Quasi quattro anni dopo, nell’ottobre del ’88, nasce a Chicago quello che è effettivamente il protagonista del nostro racconto. Ma sono sicuro che non avrebbe suscitato nella città di Chicago tutta questa empatia se non fosse stato preceduto da Benji. Perché la Windy City è alla ricerca di un erede che possa continuare il sogno interrotto così bruscamente da un infame colpo di pistola. E questo Derrick, nato nell’umile quartiere di Englewood a Chicago e chiamato Poohdini, dalla crasi di Houdini (per le magie che fa col pallone) e Winnie de Pooh (per la sua passione per i dolci) conosce perfettamente la storia di colui che fu il Migliore della Nazione. E quando, anche lui baciato dal talento della pallacanestro, entra per la prima volta nello stesso palazzetto in cui Benji vinse il titolo nel 1984, non ha dubbi su che numero di maglia scegliere. Decide di prendere in dote il numero del Migliore. Si carica sulle spalle un’eredità pazzesca, con una città che praticamente gioca con lui e lo spinge ad andare sempre più su, a schiacciare gli avversari. Arrivano due titoli statali, così da poter abbinare un paio di gemelli allo stendardo celebrativo dell’annata ’84. Derrick Rose domina sugli avversari e risveglia l’orgoglio di una città che affida ad un ragazzo dagli occhi malinconici e l’aria impassibile un fardello importante qual è quello di vincere. Vincere e basta. Che è poi quello che succede visto che Rose lascia il liceo con uno score complessivo che recita 120 W e solo 12 sconfitte. La scuola ritira il suo numero  (e quello di Benji) e Poohudini, come già accennato, parte per Memphis alla conquista del titolo NCAA.

Ad attenderlo c’è coach Calipari che però non può consegnargli la maglia n°25 visto che l’università l’ha ritirata in onore di Penny Hardaway. Così Rose decide di portarsi appresso un pezzo di Chicago e, come tutti i bimbi cresciuti con il cartone animato The G.O.A.T. sceglie di indossare la maglia n°23. Vince la South Region con un record di 33 W e 1 L, al torneo NCAA parte da testa di serie e migliora tutte le proprie statistiche, arrivando a due tiri liberi dal titolo. Ma Rose sbaglia il cesto dalla lunetta e Mario Chalmers, che abbiamo visto in questi anni con la maglia dei Miami Heat, con la tripla e una preghiera manda la partita all’overtime, che vedrà poi vincitori i giocatori di Kansas. Dopo un solo anno di college e la delusione del torneo NCAA, Rose decide che è pronto per il grande salto.

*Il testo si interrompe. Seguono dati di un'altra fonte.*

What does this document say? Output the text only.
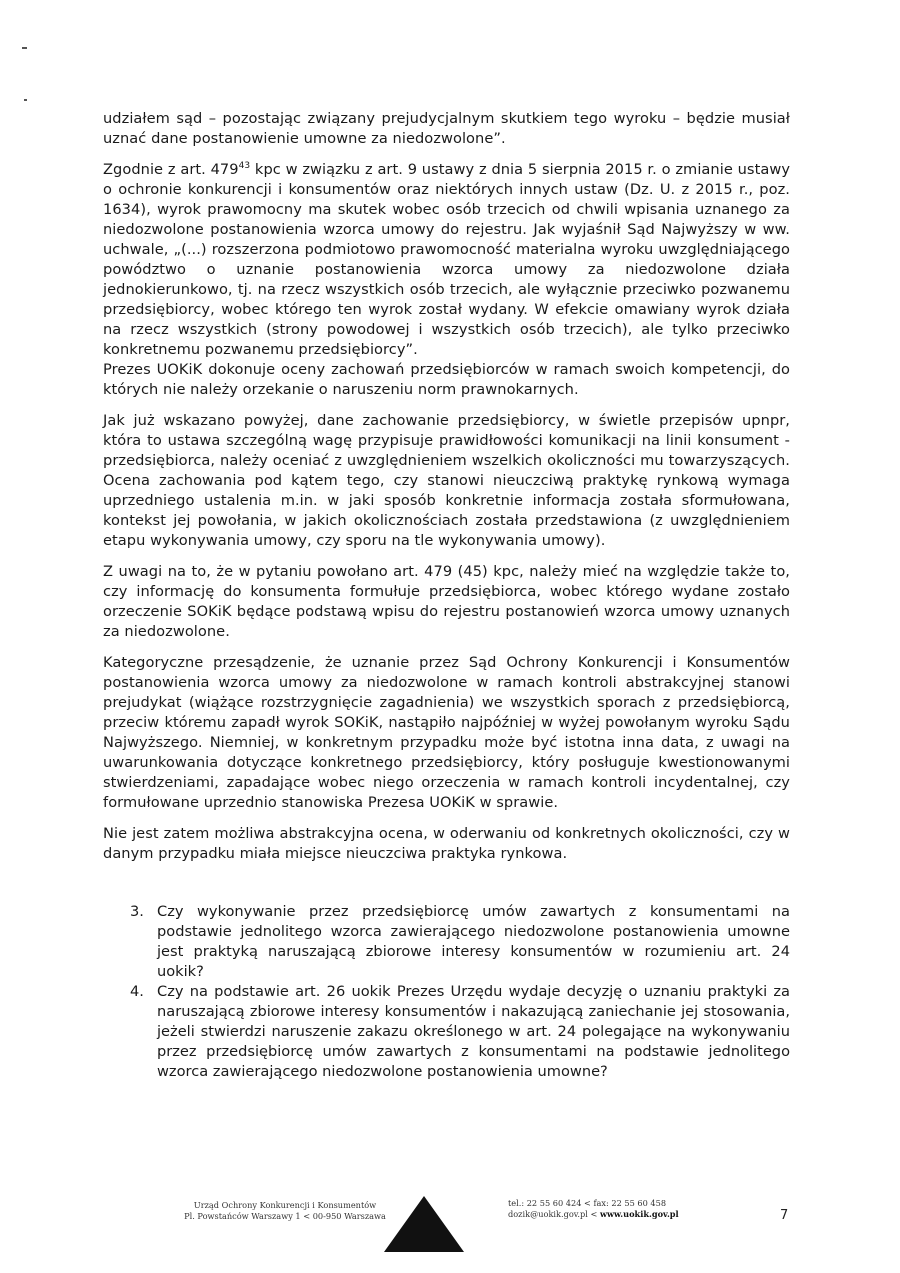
udziałem sąd – pozostając związany prejudycjalnym skutkiem tego wyroku – będzie musiał uznać dane postanowienie umowne za niedozwolone”.

Zgodnie z art. $479^{43}$ kpc w związku z art. 9 ustawy z dnia 5 sierpnia 2015 r. o zmianie ustawy o ochronie konkurencji i konsumentów oraz niektórych innych ustaw (Dz. U. z 2015 r., poz. 1634), wyrok prawomocny ma skutek wobec osób trzecich od chwili wpisania uznanego za niedozwolone postanowienia wzorca umowy do rejestru. Jak wyjaśnił Sąd Najwyższy w ww. uchwale, „(...) rozszerzona podmiotowo prawomocność materialna wyroku uwzględniającego powództwo o uznanie postanowienia wzorca umowy za niedozwolone działa jednokierunkowo, tj. na rzecz wszystkich osób trzecich, ale wyłącznie przeciwko pozwanemu przedsiębiorcy, wobec którego ten wyrok został wydany. W efekcie omawiany wyrok działa na rzecz wszystkich (strony powodowej i wszystkich osób trzecich), ale tylko przeciwko konkretnemu pozwanemu przedsiębiorcy”.

Prezes UOKiK dokonuje oceny zachowań przedsiębiorców w ramach swoich kompetencji, do których nie należy orzekanie o naruszeniu norm prawnokarnych.

Jak już wskazano powyżej, dane zachowanie przedsiębiorcy, w świetle przepisów upnpr, która to ustawa szczególną wagę przypisuje prawidłowości komunikacji na linii konsument - przedsiębiorca, należy oceniać z uwzględnieniem wszelkich okoliczności mu towarzyszących. Ocena zachowania pod kątem tego, czy stanowi nieuczciwą praktykę rynkową wymaga uprzedniego ustalenia m.in. w jaki sposób konkretnie informacja została sformułowana, kontekst jej powołania, w jakich okolicznościach została przedstawiona (z uwzględnieniem etapu wykonywania umowy, czy sporu na tle wykonywania umowy).

Z uwagi na to, że w pytaniu powołano art. 479 (45) kpc, należy mieć na względzie także to, czy informację do konsumenta formułuje przedsiębiorca, wobec którego wydane zostało orzeczenie SOKiK będące podstawą wpisu do rejestru postanowień wzorca umowy uznanych za niedozwolone.

Kategoryczne przesądzenie, że uznanie przez Sąd Ochrony Konkurencji i Konsumentów postanowienia wzorca umowy za niedozwolone w ramach kontroli abstrakcyjnej stanowi prejudykat (wiążące rozstrzygnięcie zagadnienia) we wszystkich sporach z przedsiębiorcą, przeciw któremu zapadł wyrok SOKiK, nastąpiło najpóźniej w wyżej powołanym wyroku Sądu Najwyższego. Niemniej, w konkretnym przypadku może być istotna inna data, z uwagi na uwarunkowania dotyczące konkretnego przedsiębiorcy, który posługuje kwestionowanymi stwierdzeniami, zapadające wobec niego orzeczenia w ramach kontroli incydentalnej, czy formułowane uprzednio stanowiska Prezesa UOKiK w sprawie.

Nie jest zatem możliwa abstrakcyjna ocena, w oderwaniu od konkretnych okoliczności, czy w danym przypadku miała miejsce nieuczciwa praktyka rynkowa.

3. Czy wykonywanie przez przedsiębiorcę umów zawartych z konsumentami na podstawie jednolitego wzorca zawierającego niedozwolone postanowienia umowne jest praktyką naruszającą zbiorowe interesy konsumentów w rozumieniu art. 24 uokik?
4. Czy na podstawie art. 26 uokik Prezes Urzędu wydaje decyzję o uznaniu praktyki za naruszającą zbiorowe interesy konsumentów i nakazującą zaniechanie jej stosowania, jeżeli stwierdzi naruszenie zakazu określonego w art. 24 polegające na wykonywaniu przez przedsiębiorcę umów zawartych z konsumentami na podstawie jednolitego wzorca zawierającego niedozwolone postanowienia umowne?
Urząd Ochrony Konkurencji i Konsumentów
Pl. Powstańców Warszawy 1 < 00-950 Warszawa
tel.: 22 55 60 424 < fax: 22 55 60 458
dozik@uokik.gov.pl < www.uokik.gov.pl	7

Ad Aprile, quando si dichiara eleggibile per il draft NBA, è dato da molti come possibile prima scelta assoluta, in ballottaggio con Michael Beasley. I Chicago Bulls, finiti noni nella Eastern Conference, hanno solo l’1,7% di possibilità di pescare la pick #1, ma la lottery sorride alla città natale di Rose e il destino sembra compiersi. Perché credere alla reincarnazione può far sorridere, in effetti è un’idea tanto affascinante quanto improbabile. Ma a volte nella vita bisogna crearsi una sorta di equa giustizia, c’è il bisogno di credere al lieto fine. E allora si arriva a pensare che Benjamin Wilson riviva attraverso le gesta di Derrick Rose, Poohdini, il ragazzo che amava dolci e tirare a canestro e ora sbarca da superstar nella NBA. E’ dolce, per chi abita i quartieri malfamati di Chicago ed è alla ricerca di nient’altro che un motivo per credere in qualcosa, pensare che tutto sommato che il genio incompiuto di Benjamin Wilson sgorghi e si trasmetta nel corso del tempo unendo due generazioni e due corpi in un unico destino: giocare a pallacanestro.

Drose ai tempi di Memphis

E il gioco di Derrick Rose è esaltante: rookie of the year, ma soprattutto 36 punti, 11 rimbalzi e 4 assist alla prima partita assoluta ai playoffs NBA (contro i Boston Celtics, campioni in carica), pareggiando il record di punti all’esordio ai PO per un rookie, appartenente ad un certo Lew Alcindor e diventando il secondo -dopo Chris Paul- a far segnare 35 + 11 all’esordio nei playoffs.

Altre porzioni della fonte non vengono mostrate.